Daarnaast bieden de mobiliteitspartnerschappen een kader voor omvattende samenwerking met de partnerlanden voor de aanpak van mobiliteitskwesties, waaronder indien nodig ook visumkwesties, alsook de noodzaak om terugkeer en overname van irreguliere migranten te faciliteren. De EU heeft een aantal overname-overeenkomsten afgesloten met een aantal ENB-partnerlanden (Armenië, Azerbeidzjan, Georgië, Moldavië en Oekraïne), parallel met de overeenkomsten inzake visumfacilitering, waarin duidelijke verplichtingen en procedures worden gestipuleerd voor de autoriteiten van het partnerland en de EU-lidstaten betreffende het wanneer en hoe van de overname van irreguliere personen. De uitvoering van het mobiliteitspartnerschap EU-Moldavië van 2008 en de samenwerking inzake overname en terugkeer (in het kader van de overname-overeenkomst) geven positieve resultaten. Er is verder aanzienlijke EU-steun verleend voor de uitvoering van het mobiliteitspartnerschap met Marokko en voor het eigen nieuwe migratiebeleid van Marokko dat de regularisering van 25.000 irreguliere migranten in Marokko impliceerde. In oktober 2016 ondertekenden de EU en zeven EU-lidstaten een mobiliteitspartnerschap met Wit-Rusland dat beoogt de samenwerking te versterken op het gebied van migratie, asiel en grensbeheer. Een aantal EU-projecten biedt steun aan het mobiliteitspartnerschap met Azerbeidzjan. Het mobiliteitspartnerschap met Armenië is ook actief, ten dele door een lopend project over steun aan migratie- en grensbeheer dat door het Europees nabuurschapsinstrument wordt gefinancierd. De EU onderhandelt momenteel over een mobiliteitspartnerschap met Libanon. De EU onderhandelt over nieuwe visumfaciliterings- en overname-overeenkomsten in de context van de mobiliteitspartnerschappen met Marokko, Tunesië, Jordanië en Wit-Rusland.

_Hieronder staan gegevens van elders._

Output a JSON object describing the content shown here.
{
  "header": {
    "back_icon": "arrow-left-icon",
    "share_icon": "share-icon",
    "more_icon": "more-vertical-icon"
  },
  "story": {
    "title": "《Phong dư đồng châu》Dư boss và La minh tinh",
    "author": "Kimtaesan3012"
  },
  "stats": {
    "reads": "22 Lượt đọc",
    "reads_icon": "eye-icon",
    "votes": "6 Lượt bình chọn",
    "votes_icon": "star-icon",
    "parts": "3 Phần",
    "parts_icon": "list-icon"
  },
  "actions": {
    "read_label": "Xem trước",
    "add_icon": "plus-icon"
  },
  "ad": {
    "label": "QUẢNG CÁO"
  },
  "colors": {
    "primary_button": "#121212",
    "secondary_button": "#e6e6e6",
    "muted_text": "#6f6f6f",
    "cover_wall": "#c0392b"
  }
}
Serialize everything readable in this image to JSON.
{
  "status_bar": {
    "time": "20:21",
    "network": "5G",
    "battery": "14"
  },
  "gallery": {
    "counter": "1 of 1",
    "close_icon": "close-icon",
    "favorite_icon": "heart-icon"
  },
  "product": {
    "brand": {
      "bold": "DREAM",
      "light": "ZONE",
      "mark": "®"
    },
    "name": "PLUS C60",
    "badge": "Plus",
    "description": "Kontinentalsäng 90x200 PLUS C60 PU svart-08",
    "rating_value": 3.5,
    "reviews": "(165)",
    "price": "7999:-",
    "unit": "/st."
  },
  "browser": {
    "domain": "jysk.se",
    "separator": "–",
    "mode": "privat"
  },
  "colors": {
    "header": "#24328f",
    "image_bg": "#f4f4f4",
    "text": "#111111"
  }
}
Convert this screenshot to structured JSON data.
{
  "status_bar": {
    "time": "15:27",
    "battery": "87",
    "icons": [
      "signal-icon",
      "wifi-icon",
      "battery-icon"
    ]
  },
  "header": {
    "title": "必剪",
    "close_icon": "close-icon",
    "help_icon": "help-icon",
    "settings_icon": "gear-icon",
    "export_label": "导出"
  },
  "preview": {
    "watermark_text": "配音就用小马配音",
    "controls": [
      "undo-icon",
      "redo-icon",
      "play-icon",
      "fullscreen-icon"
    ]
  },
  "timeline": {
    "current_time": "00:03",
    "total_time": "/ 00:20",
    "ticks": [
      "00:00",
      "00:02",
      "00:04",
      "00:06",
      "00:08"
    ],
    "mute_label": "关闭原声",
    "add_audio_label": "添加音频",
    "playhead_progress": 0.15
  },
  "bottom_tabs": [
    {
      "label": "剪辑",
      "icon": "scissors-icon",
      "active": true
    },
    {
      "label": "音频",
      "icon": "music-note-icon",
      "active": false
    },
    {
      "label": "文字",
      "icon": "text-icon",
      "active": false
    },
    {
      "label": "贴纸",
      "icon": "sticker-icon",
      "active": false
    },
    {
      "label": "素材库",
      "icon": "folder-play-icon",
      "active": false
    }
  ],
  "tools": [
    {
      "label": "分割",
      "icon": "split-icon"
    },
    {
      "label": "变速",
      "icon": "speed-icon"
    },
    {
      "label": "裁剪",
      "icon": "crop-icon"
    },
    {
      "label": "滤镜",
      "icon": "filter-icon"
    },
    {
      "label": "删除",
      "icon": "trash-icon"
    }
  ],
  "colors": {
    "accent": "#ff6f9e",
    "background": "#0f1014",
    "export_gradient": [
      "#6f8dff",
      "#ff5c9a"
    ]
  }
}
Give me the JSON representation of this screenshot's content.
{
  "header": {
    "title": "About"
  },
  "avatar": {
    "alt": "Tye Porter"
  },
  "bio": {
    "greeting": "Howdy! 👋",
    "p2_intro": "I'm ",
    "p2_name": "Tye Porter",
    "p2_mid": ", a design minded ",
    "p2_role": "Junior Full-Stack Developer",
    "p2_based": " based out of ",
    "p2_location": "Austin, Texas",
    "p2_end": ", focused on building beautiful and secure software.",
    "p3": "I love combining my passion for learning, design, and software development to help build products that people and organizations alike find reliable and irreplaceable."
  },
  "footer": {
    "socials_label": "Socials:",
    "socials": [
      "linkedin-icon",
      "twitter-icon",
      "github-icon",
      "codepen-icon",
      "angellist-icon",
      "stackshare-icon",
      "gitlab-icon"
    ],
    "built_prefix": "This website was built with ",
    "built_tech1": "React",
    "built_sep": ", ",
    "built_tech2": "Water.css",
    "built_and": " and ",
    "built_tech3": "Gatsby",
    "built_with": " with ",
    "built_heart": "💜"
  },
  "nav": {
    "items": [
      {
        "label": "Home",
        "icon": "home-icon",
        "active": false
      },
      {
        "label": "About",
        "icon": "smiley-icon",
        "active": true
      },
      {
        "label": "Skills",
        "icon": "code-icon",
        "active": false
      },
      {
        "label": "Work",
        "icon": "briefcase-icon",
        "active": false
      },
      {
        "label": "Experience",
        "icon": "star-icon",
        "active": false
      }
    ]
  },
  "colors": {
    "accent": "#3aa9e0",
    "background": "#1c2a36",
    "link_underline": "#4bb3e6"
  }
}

De mobiliteitspartnerschapsfaciliteit werd in 2016 gelanceerd en heeft tot doel steun te bieden voor de voorbereiding en uitvoering van mobiliteitspartnerschappen en gemeenschappelijke agenda's inzake migratie en mobiliteit, door gerichte, flexibele en op maat gesneden steun te verlenen.

Een extra stap van de EU om haar capaciteit voor coördinatie met de partnerlanden inzake migratie nog op te voeren, was de creatie in 2016 van 15 posten voor Europese migratieverbindingsfunctionarissen (EMLO's), die door de regeringen van de EU-lidstaten worden gedetacheerd bij de delegaties van de EU, onder meer in Tunesië, Jordanië en Libanon.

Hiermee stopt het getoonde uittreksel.